Trp132, Trp154, and Trp157 are essential for folding and activity of a Cyt toxin from Bacillus thuringiensis.

Cyt2Aa2 is a cytolytic and mosquito larvicidal toxin produced by Bacillus thuringiensis subsp. darmstadiensis. The toxin contains 3 tryptophan residues at positions 132, 154, and 157. To study the role of tryptophan on protein structure and functions, each tryptophan residue was substituted by phenylalanine and other different amino acids. Expression test in Escherichia coli showed that all mutant proteins were highly produced as inclusion bodies similar to that of the wild type. The mutant W157F showed haemolytic and mosquito larvicidal activities comparable to the wild type but the mutant W157V and all other mutants at positions 132 and 154 have completely lost these activities. Solubilization and proteinase K activation tests indicated that aromatic residue is required at position 157 and tryptophan residues at positions 132 and 154 are critical residues playing important role to maintain structure and functions of the protein and cannot be changed to any other amino acid.

Efficient expression of the mosquito larvicidal binary toxin gene from Bacillus sphaericus in Escherichia coli.

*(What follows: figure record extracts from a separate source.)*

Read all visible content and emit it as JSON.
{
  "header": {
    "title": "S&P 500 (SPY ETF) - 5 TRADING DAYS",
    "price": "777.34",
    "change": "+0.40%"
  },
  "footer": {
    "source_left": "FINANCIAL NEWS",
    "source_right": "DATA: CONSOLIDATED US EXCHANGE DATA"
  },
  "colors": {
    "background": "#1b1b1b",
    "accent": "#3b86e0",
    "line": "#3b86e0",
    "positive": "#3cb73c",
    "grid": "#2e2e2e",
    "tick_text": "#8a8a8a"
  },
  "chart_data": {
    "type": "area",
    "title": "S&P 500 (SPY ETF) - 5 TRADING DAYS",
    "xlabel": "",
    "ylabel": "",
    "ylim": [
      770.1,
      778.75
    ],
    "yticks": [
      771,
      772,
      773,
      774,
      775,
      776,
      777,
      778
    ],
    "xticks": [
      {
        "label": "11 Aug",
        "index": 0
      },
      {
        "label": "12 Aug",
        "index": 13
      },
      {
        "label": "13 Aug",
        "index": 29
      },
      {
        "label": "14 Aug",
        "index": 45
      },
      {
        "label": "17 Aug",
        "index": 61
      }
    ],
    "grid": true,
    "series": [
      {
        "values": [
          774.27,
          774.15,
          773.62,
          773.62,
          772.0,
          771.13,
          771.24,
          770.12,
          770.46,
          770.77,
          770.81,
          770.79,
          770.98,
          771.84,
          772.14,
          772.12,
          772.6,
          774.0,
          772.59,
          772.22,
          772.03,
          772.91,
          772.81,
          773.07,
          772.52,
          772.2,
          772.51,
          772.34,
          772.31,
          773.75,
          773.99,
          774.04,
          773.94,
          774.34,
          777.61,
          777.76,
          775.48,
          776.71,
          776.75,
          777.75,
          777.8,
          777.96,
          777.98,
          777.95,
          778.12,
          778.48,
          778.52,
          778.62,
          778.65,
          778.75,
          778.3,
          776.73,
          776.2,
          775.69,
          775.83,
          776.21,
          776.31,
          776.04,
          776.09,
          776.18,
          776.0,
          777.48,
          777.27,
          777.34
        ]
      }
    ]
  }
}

The binary toxin gene encoding BinA (42 kDa) and BinB (51 kDa) from Bacillus sphaericus strain 2297 was cloned and expressed in E. coli. Low expression level was found when both proteins were expressed from a single operon. High expression was observed when the gene encoding an individual protein was placed downstream of the T7 promoter. The expression level of BinB was not different when expressed alone (non-fusion) or as a fusion form with T7 peptide (T7-BinB). Both forms of BinB were equally stable. Unlike BinB, the non-fusion form of BinA was less stable than T7-BinA. The mosquito larvicidal test showed that BinA or BinB alone was not toxic to mosquito larvae, but high toxicity was found when both BinA and BinB were applied. The results suggest that a short peptide of T7 linked to the N-terminus of either BinA or BinB does not affect their toxicity, but may make the toxin, especially BinA, more stable.

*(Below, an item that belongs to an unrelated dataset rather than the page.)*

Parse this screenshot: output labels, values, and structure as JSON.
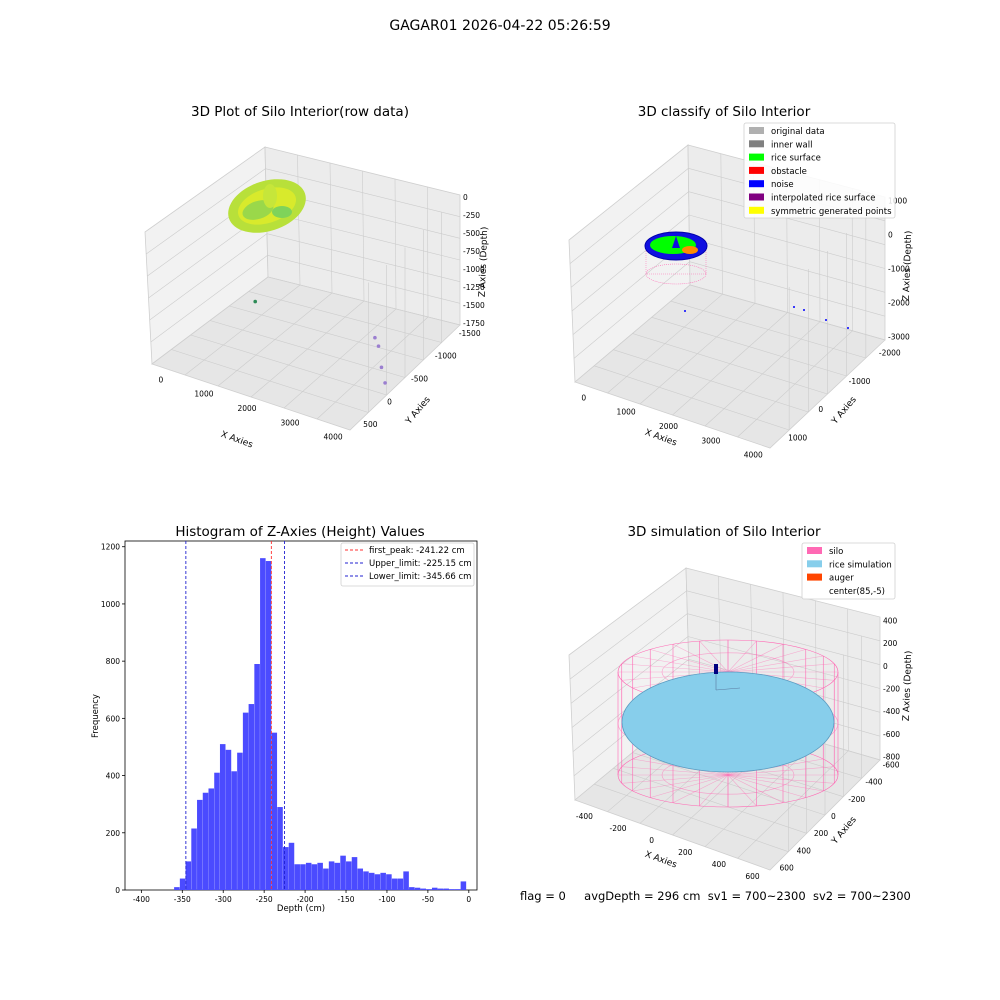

A plasmid encoding a combination of mosquito-larvicidal genes from Bacillus thuringiensis subsp. israelensis and Bacillus sphaericus confers toxicity against a broad range of mosquito larvae when expressed in Gram-negative bacteria.

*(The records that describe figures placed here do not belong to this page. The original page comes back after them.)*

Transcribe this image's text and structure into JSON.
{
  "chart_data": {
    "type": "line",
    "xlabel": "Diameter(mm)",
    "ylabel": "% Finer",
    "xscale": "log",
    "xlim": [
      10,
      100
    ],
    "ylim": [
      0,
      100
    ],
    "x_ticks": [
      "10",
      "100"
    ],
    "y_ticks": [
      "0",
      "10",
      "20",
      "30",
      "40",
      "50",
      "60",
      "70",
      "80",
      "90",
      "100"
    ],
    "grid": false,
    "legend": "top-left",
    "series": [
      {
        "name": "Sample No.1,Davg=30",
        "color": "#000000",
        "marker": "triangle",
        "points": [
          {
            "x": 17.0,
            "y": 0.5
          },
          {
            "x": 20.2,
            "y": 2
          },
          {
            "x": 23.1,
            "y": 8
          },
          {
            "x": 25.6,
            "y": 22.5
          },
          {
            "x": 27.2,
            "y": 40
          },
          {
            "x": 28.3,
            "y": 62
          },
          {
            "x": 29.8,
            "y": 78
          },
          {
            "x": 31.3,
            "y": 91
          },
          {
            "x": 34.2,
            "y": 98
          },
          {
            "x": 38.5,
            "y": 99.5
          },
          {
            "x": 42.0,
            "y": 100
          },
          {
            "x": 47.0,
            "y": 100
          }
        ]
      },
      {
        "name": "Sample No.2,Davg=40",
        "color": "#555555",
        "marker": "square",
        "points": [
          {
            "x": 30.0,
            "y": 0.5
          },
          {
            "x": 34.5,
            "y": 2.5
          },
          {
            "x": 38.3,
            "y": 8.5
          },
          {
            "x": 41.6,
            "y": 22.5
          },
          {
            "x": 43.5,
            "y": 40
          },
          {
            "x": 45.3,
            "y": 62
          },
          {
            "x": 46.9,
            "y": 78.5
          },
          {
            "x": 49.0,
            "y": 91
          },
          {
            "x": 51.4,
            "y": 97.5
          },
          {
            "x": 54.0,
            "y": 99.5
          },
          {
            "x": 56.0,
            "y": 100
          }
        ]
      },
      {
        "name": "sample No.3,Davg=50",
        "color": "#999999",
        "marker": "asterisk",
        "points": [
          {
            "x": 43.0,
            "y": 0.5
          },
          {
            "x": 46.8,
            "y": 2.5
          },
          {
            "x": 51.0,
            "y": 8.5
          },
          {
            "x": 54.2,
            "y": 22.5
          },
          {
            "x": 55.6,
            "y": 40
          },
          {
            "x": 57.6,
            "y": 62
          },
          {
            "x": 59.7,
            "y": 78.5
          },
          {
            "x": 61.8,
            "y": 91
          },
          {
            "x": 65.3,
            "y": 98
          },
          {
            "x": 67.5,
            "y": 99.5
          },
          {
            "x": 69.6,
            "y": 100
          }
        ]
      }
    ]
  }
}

A recombinant plasmid harboring cry4A, cry4B and cry11A from Bacillus thuringiensis subsp. israelensis and binary toxin genes from Bacillus sphaericus has been constructed. The three cry genes were placed under the control of the cry4B promoter whereas the binary toxin gene was controlled by its native promoter. The expression of toxins in Escherichia coli harboring the resulting plasmid, p4BDA-5142, was investigated. Cry4B expression was highest compared to other toxins. Although the level of toxin expression was low compared with E. coli expressing single toxins, the recombinant E. coli strain harboring p4BDA-5142 exhibited broad range mosquito-larvicidal activity against all Aedes, Culex and Anopheles larvae. This work has shown that the development of the recombinant plasmid can be used to broaden the host range spectrum of the appropriate bacterial host for mosquito control.